Wand am Bürgerzentrum
Die Mauer des BÜ-ZE in Ehrenfeld ist mit vielen Murals geschmückt, nicht alle waren in der Tour enthalten. An diesem Bild mochte ich die echten Pflanzen davor und den Übergang ins Kunstwerk.
Hase
Street Art des belgischen Künstlers ROA, einem Virtousen der Sprühdose. Mit seinen typisch morbiden Tieren will er uns zeigen wie pervertiert unsere Einstellung zu Tieren geworden ist. Er zeigt mit “Hase” die Kehrseite des Fleischessens.
Das Mural sorgte für einige Aufregung im Viertel, vor allem Eltern von Kindern sorgten sich um die Wirkung, die dieses Bild auf die Kleinen haben könnte. Der Eigentümer des Hauses entschied, dass das Bild bleibt. Es ist mittlerweile eines der bekanntesten Murals in Köln und ein Touristenmagnet.
Edelweißpiraten
Auftragsarbeit der Bezirksregierung Köln-Ehrenfeld; verwirklicht von Captain Borderline, Goodlack-Art und anderen Künstlern. Zu sehen sind hier nur Ausschnitte, das Kunstwerk ist viel größer.
Fünf Jungs im Alter von 16, 17 Jahren unter der Führung von Hans Steinbrück wurden erwischt, als sie einen Lastwagen mit Butter kaperten, um damit versteckte Juden zu versorgen.
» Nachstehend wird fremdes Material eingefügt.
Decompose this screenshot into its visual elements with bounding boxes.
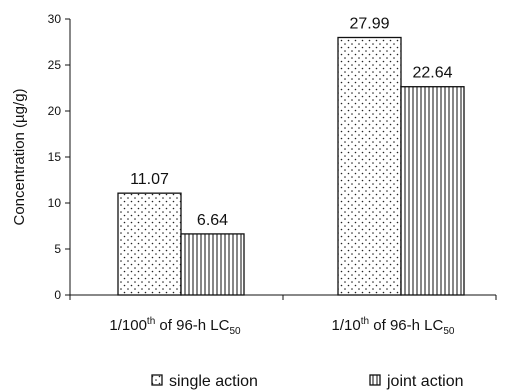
data-label: 22.64 — [412, 65, 452, 82]
y-tick-label: 0 — [54, 288, 61, 302]
data-label: 6.64 — [197, 212, 228, 229]
y-tick-label: 30 — [48, 12, 62, 26]
legend-swatch-vertical-lines — [369, 374, 381, 386]
legend-swatch-dots — [151, 374, 163, 386]
category-labels: 1/100th of 96-h LC50 1/10th of 96-h LC50 — [109, 316, 454, 337]
bar-vertical-lines-0 — [180, 233, 245, 296]
category-label-sub: 50 — [229, 326, 241, 337]
bar-vertical-lines-1 — [400, 86, 465, 296]
category-label-prefix: 1/10 — [332, 317, 361, 334]
data-labels: 11.07 27.99 6.64 22.64 — [130, 15, 453, 228]
category-label-middle: of 96-h LC — [369, 317, 443, 334]
y-tick-label: 20 — [48, 104, 62, 118]
y-tick-label: 15 — [48, 150, 62, 164]
y-tick-label: 10 — [48, 196, 62, 210]
x-axis — [69, 294, 497, 300]
category-label: 1/100th of 96-h LC50 — [109, 316, 241, 337]
category-label-sup: th — [361, 316, 369, 327]
legend-label: single action — [169, 373, 258, 390]
category-label: 1/10th of 96-h LC50 — [332, 316, 455, 337]
y-tick-label: 25 — [48, 58, 62, 72]
data-label: 27.99 — [349, 15, 389, 32]
category-label-prefix: 1/100 — [109, 317, 147, 334]
bars — [117, 36, 465, 296]
data-label: 11.07 — [130, 171, 169, 188]
legend-label: joint action — [386, 373, 464, 390]
y-axis-title: Concentration (µg/g) — [11, 88, 28, 225]
category-label-sup: th — [147, 316, 155, 327]
category-label-middle: of 96-h LC — [155, 317, 229, 334]
y-tick-label: 5 — [54, 242, 61, 256]
y-axis: 0 5 10 15 20 25 30 — [48, 12, 71, 302]
legend: single action joint action — [151, 373, 464, 390]
category-label-sub: 50 — [443, 326, 455, 337]
bar-dots-0 — [117, 192, 182, 296]
bar-dots-1 — [337, 36, 402, 296]
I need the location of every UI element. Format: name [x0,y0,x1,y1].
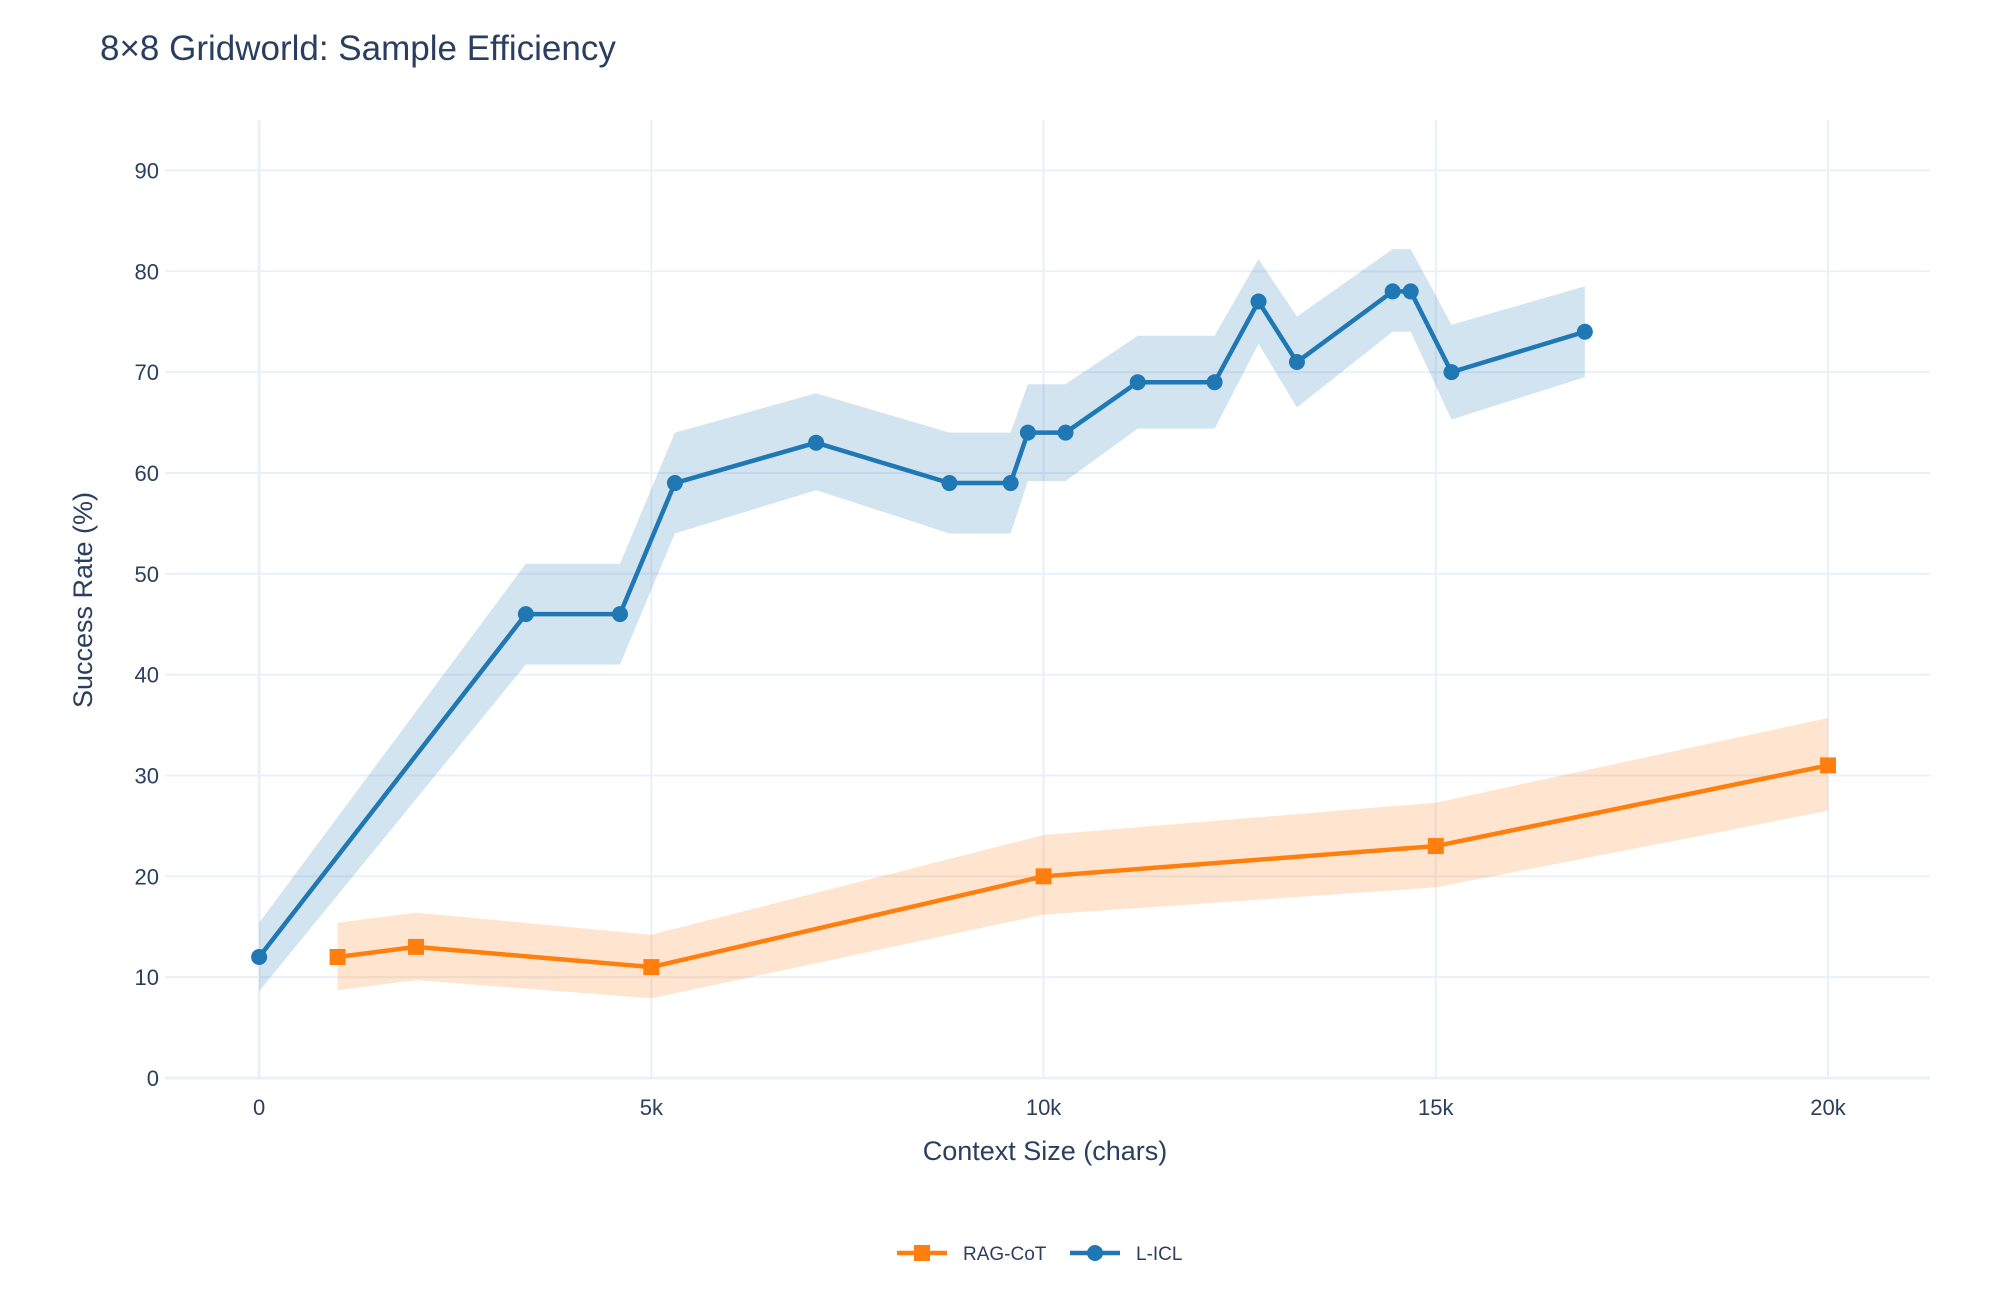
y-tick-label: 40 [135,663,159,688]
l-icl-point [1129,374,1146,391]
y-tick-label: 80 [135,259,159,284]
l-icl-point [1288,354,1305,371]
l-icl-point [611,606,628,623]
legend-item-l-icl[interactable]: L-ICL [1070,1244,1182,1265]
legend-label: L-ICL [1136,1244,1182,1265]
rag-cot-point [1427,838,1444,855]
y-tick-label: 10 [135,965,159,990]
y-tick-label: 50 [135,562,159,587]
x-tick-label: 10k [1026,1095,1062,1120]
rag-cot-line [337,763,1829,970]
y-tick-label: 0 [147,1066,159,1091]
y-axis-title: Success Rate (%) [68,492,98,708]
legend-item-rag-cot[interactable]: RAG-CoT [897,1244,1047,1265]
l-icl-point [1250,293,1267,310]
x-tick-label: 15k [1418,1095,1454,1120]
rag-cot-point [408,938,425,955]
x-tick-label: 5k [640,1095,664,1120]
rag-cot-error-band [337,717,1829,999]
l-icl-point [1384,283,1401,300]
y-tick-label: 90 [135,158,159,183]
legend-square-marker-icon [914,1245,930,1261]
l-icl-point [666,475,683,492]
rag-cot-point [1035,868,1052,885]
l-icl-point [1402,283,1419,300]
l-icl-point [1057,424,1074,441]
l-icl-point [808,434,825,451]
series-markers [251,283,1837,976]
y-tick-label: 20 [135,864,159,889]
x-axis-title: Context Size (chars) [923,1136,1168,1166]
l-icl-point [1576,323,1593,340]
l-icl-point [1002,475,1019,492]
legend-label: RAG-CoT [963,1244,1047,1265]
l-icl-point [251,948,268,965]
l-icl-point [1443,364,1460,381]
grid [165,120,1930,1080]
legend-circle-marker-icon [1087,1245,1103,1261]
l-icl-point [517,606,534,623]
y-axis-ticks: 0 10 20 30 40 50 60 70 80 90 [135,158,159,1091]
rag-cot-point [643,959,660,976]
x-tick-label: 0 [253,1095,265,1120]
rag-cot-point [1820,757,1837,774]
l-icl-point [1206,374,1223,391]
y-tick-label: 60 [135,461,159,486]
chart-title: 8×8 Gridworld: Sample Efficiency [100,29,616,68]
rag-cot-point [329,948,346,965]
x-tick-label: 20k [1810,1095,1846,1120]
y-tick-label: 30 [135,763,159,788]
y-tick-label: 70 [135,360,159,385]
legend: RAG-CoT L-ICL [897,1244,1182,1265]
x-axis-ticks: 0 5k 10k 15k 20k [253,1095,1847,1120]
l-icl-point [941,475,958,492]
l-icl-point [1019,424,1036,441]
Sie wurden am 10. 11. 1944 unweit dieser Stelle hingerichtet.
Kurz davor, am 25. 10. 1944 wurden einige russische und polnische Zwangsarbeiter, die ebenfalls mit den Edelweißpiraten in Verbindung waren, hingerichtet.
Ehrenfelder Bahnhof
Der Ehrenfelder Bahnhof wird zur Zeit im Auftrag der Deutschen Bahn Goodlack-Art und Kollegen gestaltet. Einer der beiden Durchgänge erinnert an die industrielle Vergangenheit Ehrenfelds, die keineswegs unbedeutend war. Ganz im Gegenteil! Die Geschichte Ehrenfelds ist so interessant, dass ich ihr irgendwann einmal einen eigenen Post widmen möchte.
Hier Tomys fast surreales Foto eines Aufgangs
Im zweiten Durchgang entsteht eine surreale Landschaft, die zum Träumen einlädt und den Reisenden zum Lächeln bringen soll. An dem Foto von mir gefällt mir allerdings besonders, dass das Fahrrad unserer Tochter davor steht.
Es gibt dort noch sehr viel mehr zu sehen: Reisender kommst du nach Köln, dann schau auch am Ehrenfelder Bahnhof vorbei!
Rastafari
Diesmal war ich so sehr damit beschäftigt, auch das Umfeld des Murals zu fotografieren, dass ich nicht mitbekommen habe, wie es wirklich heißt. Es ist ein Werk der Künstler Layla Xing & Huami, und soll erfreuen. Es ist auch ein Werk, in dem viele Techniken der Street Art angewandt wurden: Schabloniertechnick, Dripping, es ist gemalt und gesprüht. Und wie man hier deutlich sieht: Street Art ist nicht unbedingt für die Ewigkeit gemacht.
Verloren in der Stadt
Dieses Mural des Basken Xabier Xtrm spricht mich gar nicht an, doch es enthält abgebröckelten Putz als Stilelement. Ansonsten ist es eher untypisch für diesen Künslter, der gerne auch Nägel, Schnüre, Holz und eigens gestaltete Skateboards in seinen Werken verwendet.
Surveillance of the fittest
Dieses schon oben angesprochene Mural ist riesig! Es besteht aus drei Teilen: Links und rechts wird Energiegewinnung gezeigt, die die Natur zerstört und die Energie für die Überwachung erzeugt.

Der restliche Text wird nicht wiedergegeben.